Hesiod, the 8th century Greek poet and mythology writer, tells us that the Gods created four different races of humans until they settled on ours, the fifth. For those who see the world as a half-empty glass, the Gods stopped perhaps too soon. They should have tried a few more races.
We are that last race of humans that has survived to this day. Our close relatives and potential rivals for survival, the Neanderthals and Denisovans, are now just faint echoes in our DNA. I am not sure whether we have a collective sense of our ultimate biological triumph, but we certainly have come to behave as the entitled species of all creation.
The need to feel superior goes beyond comparing ourselves to other species; it also affects how parts of humankind view other parts and their ways of life or how new generations of humans look at the accomplishments of past generations. Our need for superiority, however, fails us in both ways.
First, we fail to recognize the merits of other cultures and different ways of life. An early example of this comes out of the stories of the first century BCE geographer Strabo, who wrote that he had difficulty understanding the ways of the Celts. In the age of explorations, it was the Europeans who fell victims of cultural misunderstanding and hubris. They were unable to appreciate the civilizations of the people they found in the New World. By dismissing their culture and their social and political customs, they became indifferent to their demise. The same thing happened when the first colonists arrived in North America. But soon they were surprised to find that those “primitive” natives were sophisticated enough to outsmart the Europeans in logical thinking and debating skills. Kandiaronk of the Wendat tribe is a legendary North-East American native who dazzled his European encounters with his brilliance, oratorical skills and keen political sense.
The second way we fail to develop a better self-awareness is to believe that our way of doing things represents a definite progress over older modes of life and, if in doubt, we do away with our skepticism by postulating that our ways came about as the result of an inevitable evolutionary historical process, which is the equivalent of saying “it is what it is.”
But evidence from archeology and anthropology shows that our modern ways are not the only possibilities nor the inexorable result of the march of history. Instead, humanity has lived in different ways, some of them better than ours, and our reading of human history as a linear trajectory of constant progress is a false reading of history. In reality, our human path is full of wrong turns which later generations have tried to correct with what we – quite subconsciously and ironically appropriately – call historical turning points. Thus, many of these landmarks of progress instead of representing genuine innovations, they should be better understood as attempts to set humanity back to the right course.
According to our familiar narrative of historical evolution, things developed along the following path: emergence of agriculture led to formation of cities which led to the creation of dynastic and centralized power centers with aristocracies and elites which led to using religion to legitimize authority, enforce moral and legal order, and create cohesion; and as a result of all that we had the emergence of social classes and inequality.

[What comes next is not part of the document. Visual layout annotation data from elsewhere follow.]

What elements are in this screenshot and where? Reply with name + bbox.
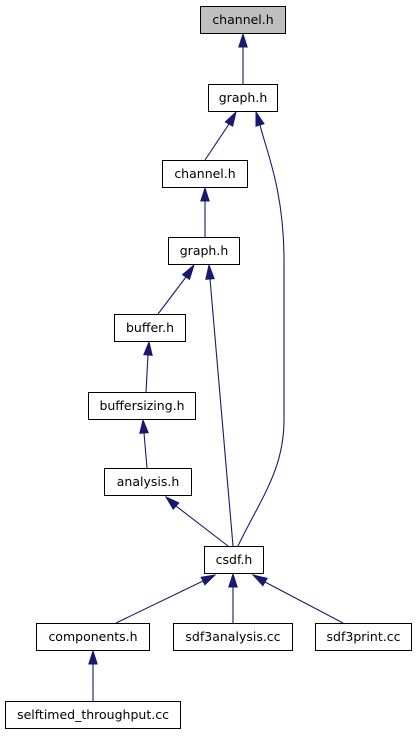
edge-csdf-to-analysis: [175, 505, 229, 547]
node-components-h[interactable]: components.h: [36, 623, 150, 651]
arrowhead-graph_1-to-channel_top: [238, 32, 248, 48]
arrowhead-buffer-to-graph_2: [181, 263, 195, 281]
arrowhead-sdf3analysis-to-csdf: [228, 572, 238, 588]
node-channel-h-2[interactable]: channel.h: [162, 160, 248, 188]
node-csdf-h[interactable]: csdf.h: [204, 546, 264, 574]
arrowhead-channel_2-to-graph_1: [224, 110, 237, 127]
edge-csdf-to-graph_2: [209, 278, 234, 547]
arrowhead-buffersizing-to-buffer: [143, 340, 153, 356]
arrowhead-csdf-to-graph_1: [255, 110, 265, 127]
node-graph-h-1[interactable]: graph.h: [208, 84, 278, 112]
node-buffer-h[interactable]: buffer.h: [114, 314, 186, 342]
node-selftimed-throughput-cc[interactable]: selftimed_throughput.cc: [5, 701, 181, 729]
node-buffersizing-h[interactable]: buffersizing.h: [88, 392, 196, 420]
node-sdf3analysis-cc[interactable]: sdf3analysis.cc: [173, 623, 293, 651]
edge-channel_2-to-graph_1: [204, 123, 230, 161]
arrowhead-csdf-to-graph_2: [205, 263, 215, 280]
arrowhead-sdf3print-to-csdf: [251, 574, 268, 587]
arrowhead-analysis-to-buffersizing: [139, 418, 149, 434]
edge-csdf-to-graph_1: [237, 124, 285, 547]
node-analysis-h[interactable]: analysis.h: [104, 468, 192, 496]
edge-buffersizing-to-buffer: [145, 354, 149, 393]
node-channel-h-top[interactable]: channel.h: [200, 6, 286, 34]
node-sdf3print-cc[interactable]: sdf3print.cc: [315, 623, 412, 651]
arrowhead-components-to-csdf: [200, 574, 217, 586]
arrowhead-selftimed-to-components: [88, 649, 98, 665]
edge-components-to-csdf: [115, 580, 204, 624]
node-graph-h-2[interactable]: graph.h: [168, 237, 240, 265]
edge-analysis-to-buffersizing: [143, 432, 148, 469]
edge-sdf3print-to-csdf: [264, 581, 344, 624]
arrowhead-csdf-to-analysis: [164, 495, 180, 510]
arrowhead-graph_2-to-channel_2: [200, 186, 210, 202]
edge-buffer-to-graph_2: [157, 276, 187, 315]
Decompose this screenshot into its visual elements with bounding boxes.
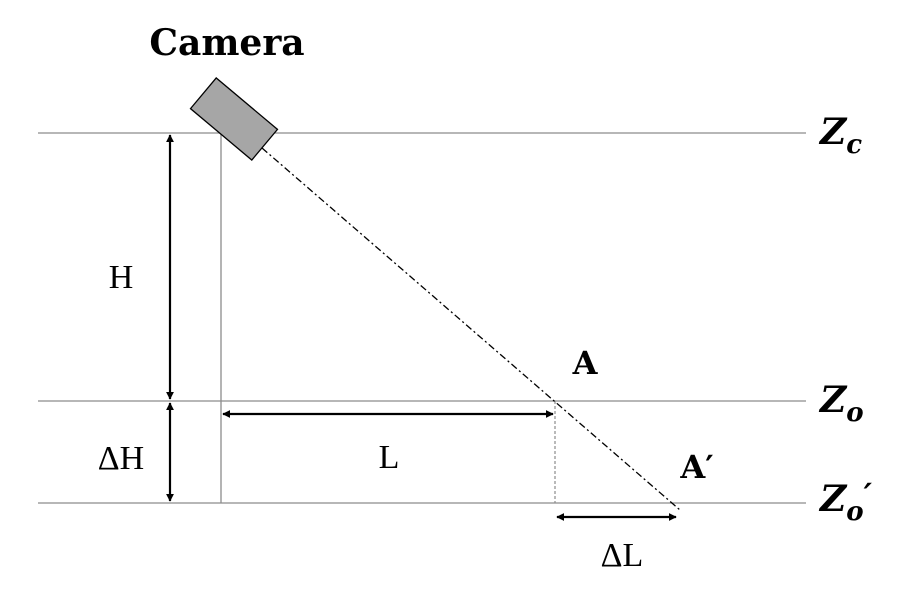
camera-body (189, 77, 279, 161)
plane-zo-prime-label: Zo′ (818, 476, 873, 527)
point-a-label: A (572, 344, 599, 382)
plane-zc-label: Zc (818, 111, 862, 160)
delta-h-label: ΔH (98, 440, 144, 477)
h-label: H (109, 259, 134, 296)
camera-label: Camera (149, 22, 304, 64)
l-label: L (379, 439, 400, 476)
plane-zo-label: Zo (818, 379, 864, 428)
point-a-prime-label: A′ (679, 448, 713, 486)
delta-l-label: ΔL (601, 537, 644, 574)
line-of-sight (261, 147, 681, 511)
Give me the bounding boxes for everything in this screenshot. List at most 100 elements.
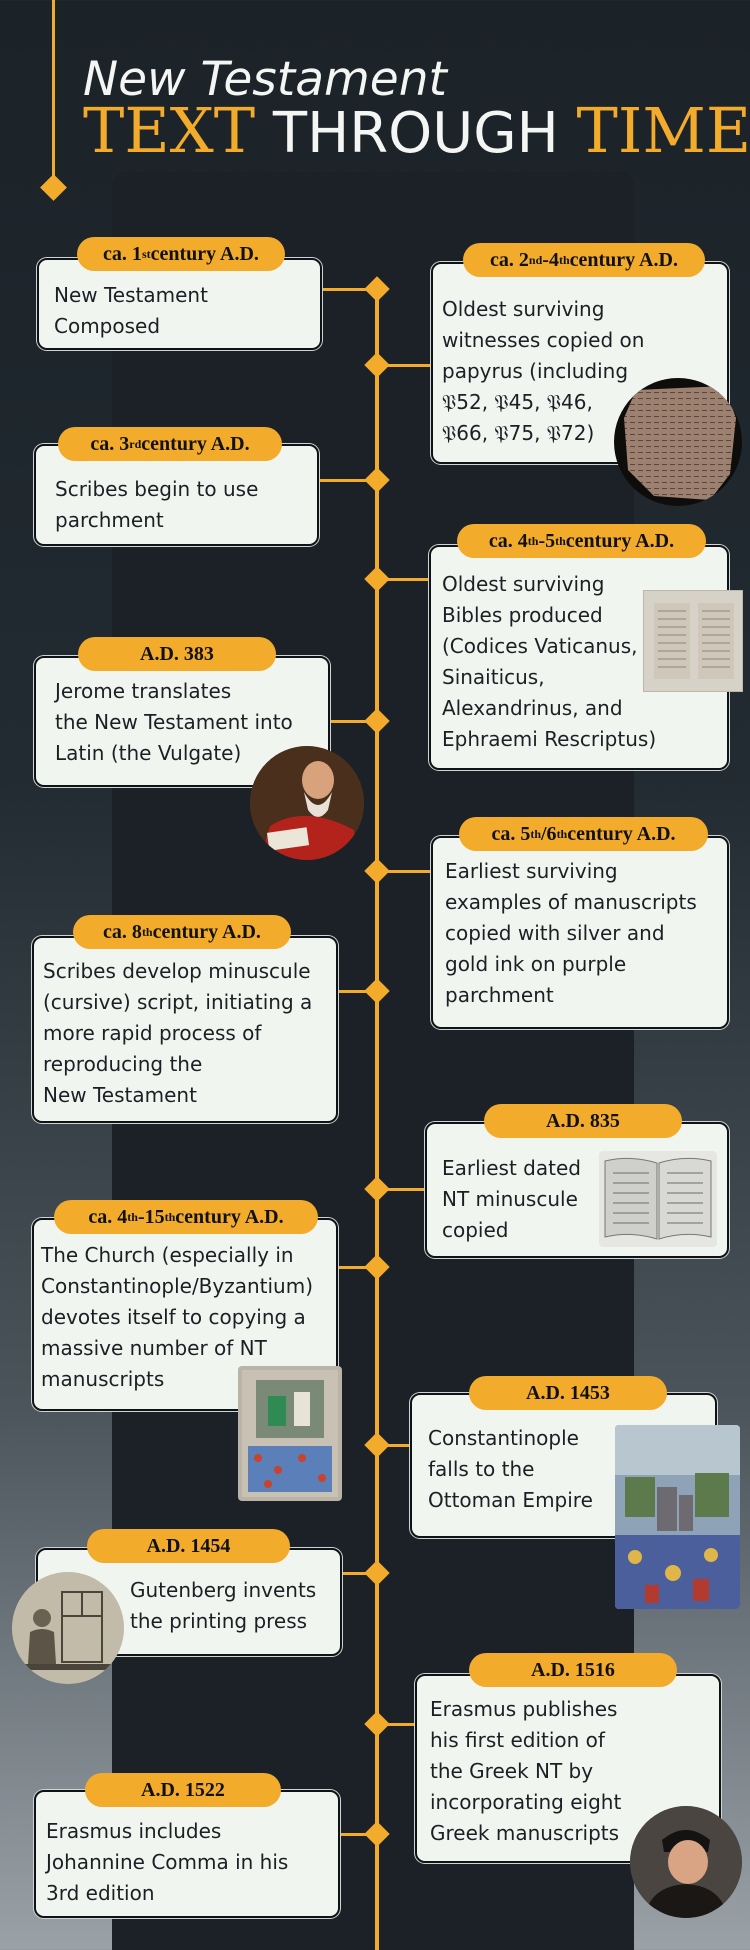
event-text: Erasmus publishes his first edition of t… — [430, 1697, 622, 1845]
date-part: ca. 2 — [490, 248, 529, 271]
date-part: ca. 1 — [103, 242, 142, 265]
date-badge: A.D. 383 — [78, 637, 276, 671]
title-line-2: TEXT THROUGH TIME — [83, 100, 750, 162]
date-part: century A.D. — [569, 248, 678, 271]
event-text: New Testament Composed — [54, 283, 208, 338]
illuminated-manuscript-image — [238, 1366, 342, 1501]
date-part: century A.D. — [152, 920, 261, 943]
event-text: Oldest surviving Bibles produced (Codice… — [442, 572, 657, 751]
connector — [378, 578, 433, 581]
event-card-5th-6th-century: Earliest surviving examples of manuscrip… — [431, 836, 729, 1029]
open-book-icon — [604, 1157, 712, 1240]
minuscule-manuscript-image — [599, 1151, 717, 1247]
connector — [340, 1833, 378, 1836]
date-badge: A.D. 1522 — [85, 1773, 281, 1807]
jerome-portrait-image — [250, 746, 364, 860]
date-part: -5 — [538, 529, 556, 552]
title-time-word: TIME — [576, 94, 750, 167]
date-part: -4 — [542, 248, 559, 271]
connector — [338, 990, 378, 993]
event-text: Gutenberg invents the printing press — [130, 1578, 317, 1633]
fall-of-constantinople-image — [615, 1425, 740, 1609]
codex-image — [643, 590, 743, 692]
event-text: Constantinople falls to the Ottoman Empi… — [428, 1426, 593, 1512]
event-card-3rd-century: Scribes begin to use parchment — [34, 444, 319, 546]
date-part: ca. 5 — [491, 822, 531, 845]
event-text: The Church (especially in Constantinople… — [41, 1243, 314, 1391]
event-card-ad-1454: Gutenberg invents the printing press — [36, 1548, 342, 1656]
connector — [322, 288, 378, 291]
date-sup: rd — [129, 436, 142, 451]
timeline-spine — [375, 278, 379, 1950]
date-text: A.D. 1453 — [526, 1381, 610, 1404]
connector — [378, 1188, 426, 1191]
date-sup: st — [141, 246, 151, 261]
event-text: Jerome translates the New Testament into… — [55, 679, 293, 765]
event-text: Scribes begin to use parchment — [55, 477, 259, 532]
connector — [318, 479, 378, 482]
connector — [338, 1266, 378, 1269]
event-text: Earliest dated NT minuscule copied — [442, 1156, 581, 1242]
connector — [378, 870, 433, 873]
event-card-ad-1453: Constantinople falls to the Ottoman Empi… — [410, 1393, 717, 1538]
papyrus-image — [614, 378, 742, 506]
date-part: -15 — [137, 1205, 165, 1228]
date-part: century A.D. — [141, 432, 250, 455]
date-part: century A.D. — [175, 1205, 284, 1228]
connector — [342, 1572, 378, 1575]
date-badge: A.D. 1454 — [87, 1529, 290, 1563]
printing-press-icon — [12, 1572, 124, 1684]
date-part: century A.D. — [150, 242, 259, 265]
city-siege-icon — [615, 1425, 740, 1609]
event-text: Erasmus includes Johannine Comma in his … — [46, 1819, 289, 1905]
date-text: A.D. 1516 — [531, 1658, 615, 1681]
date-part: /6 — [541, 822, 557, 845]
event-text: Earliest surviving examples of manuscrip… — [445, 859, 697, 1007]
date-part: century A.D. — [567, 822, 676, 845]
date-text: A.D. 383 — [140, 642, 214, 665]
title-through-word: THROUGH — [255, 101, 577, 166]
date-sup: th — [141, 924, 153, 939]
event-card-8th-century: Scribes develop minuscule (cursive) scri… — [32, 936, 338, 1123]
jerome-portrait-icon — [250, 746, 364, 860]
date-sup: th — [127, 1209, 138, 1224]
date-sup: th — [527, 533, 539, 548]
connector — [378, 1723, 416, 1726]
connector — [378, 1444, 412, 1447]
event-card-1st-century: New Testament Composed — [37, 258, 322, 350]
date-sup: th — [164, 1209, 176, 1224]
event-text: Oldest surviving witnesses copied on pap… — [442, 297, 645, 445]
date-sup: th — [555, 533, 566, 548]
title-line-1: New Testament — [83, 52, 447, 107]
gutenberg-press-image — [12, 1572, 124, 1684]
date-text: A.D. 835 — [546, 1109, 620, 1132]
date-badge: A.D. 1516 — [469, 1653, 677, 1687]
date-text: A.D. 1522 — [141, 1778, 225, 1801]
date-sup: th — [558, 252, 570, 267]
date-sup: th — [530, 826, 541, 841]
date-sup: nd — [528, 252, 543, 267]
event-card-4th-15th-century: The Church (especially in Constantinople… — [32, 1218, 338, 1411]
event-card-ad-1522: Erasmus includes Johannine Comma in his … — [34, 1790, 340, 1918]
date-part: ca. 4 — [488, 529, 528, 552]
header-diamond-icon — [40, 174, 67, 201]
date-part: century A.D. — [565, 529, 675, 552]
connector — [330, 720, 378, 723]
header-accent-line — [52, 0, 55, 178]
date-badge: A.D. 835 — [484, 1104, 682, 1138]
erasmus-portrait-icon — [630, 1806, 742, 1918]
erasmus-portrait-image — [630, 1806, 742, 1918]
codex-page-icon — [654, 603, 734, 679]
date-part: ca. 4 — [88, 1205, 128, 1228]
date-part: ca. 8 — [103, 920, 142, 943]
connector — [378, 364, 433, 367]
date-part: ca. 3 — [90, 432, 130, 455]
date-badge: A.D. 1453 — [469, 1376, 667, 1410]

But, as said above, this course of human experience is not the only one we see in the historical record. Across the globe, from the Americas to Europe to the Middle East, India and China, there were societies living in city-like arrangements who managed their administration and food production without resorting to centralized command and organization. These societies organized themselves through people’s assemblies, were ruled with considerable degree of consensus, and in many cases had and applied an egalitarian ethos.*
Viewed from the perspective of these societies, the development of dynastic and centralized power, secular and religious elites, social classes, inequality, and recurring warfare represent wrong turns that moved humanity away from ways of life that had none or very little of these maladies.
Contrariwise, from our standpoint of the conventional reading of history and under the notion that humanity was never anything better, we interpret our breakthroughs as entirely new innovations in human history. Thus, to us, the birth of democracy in Greece is an innovation against dynastic power. The Enlightenment is the rebellion of reason against dogmatic thinking and superstition. Socialism and progressivism are political movements against extreme inequality and social injustice. The development of environmental and climate awareness is our intellectual achievement, though coming after centuries of human-inflicted ecological damage. What we miss is that a lot of what we call progress has been experienced by humans before us.
The benefit of a fresh understanding of the history of humankind in its entirety is to realize that our modern world is not the only possible one. That our ancestors were sophisticated enough to organize societies that avoided some of the shortfalls of our own world. Though not exactly Gardens of Eden, these pre-modern societies show us we are not locked in some sort of a black hole of human condition out of which we can not escape if we choose to.
Thus, the most exciting way to imagine the future may not be what new corners of our present world and life we will discover. The most exciting and hopeful vision of the future may instead be what different but better worlds our creativity can take us to if we have the wisdom to avoid wrong turns.
* The story of Kandiaronk and how pre-modern societies lived come from The Dawn of Everything: A New History of Humanity of David Graeber and David Wengrow.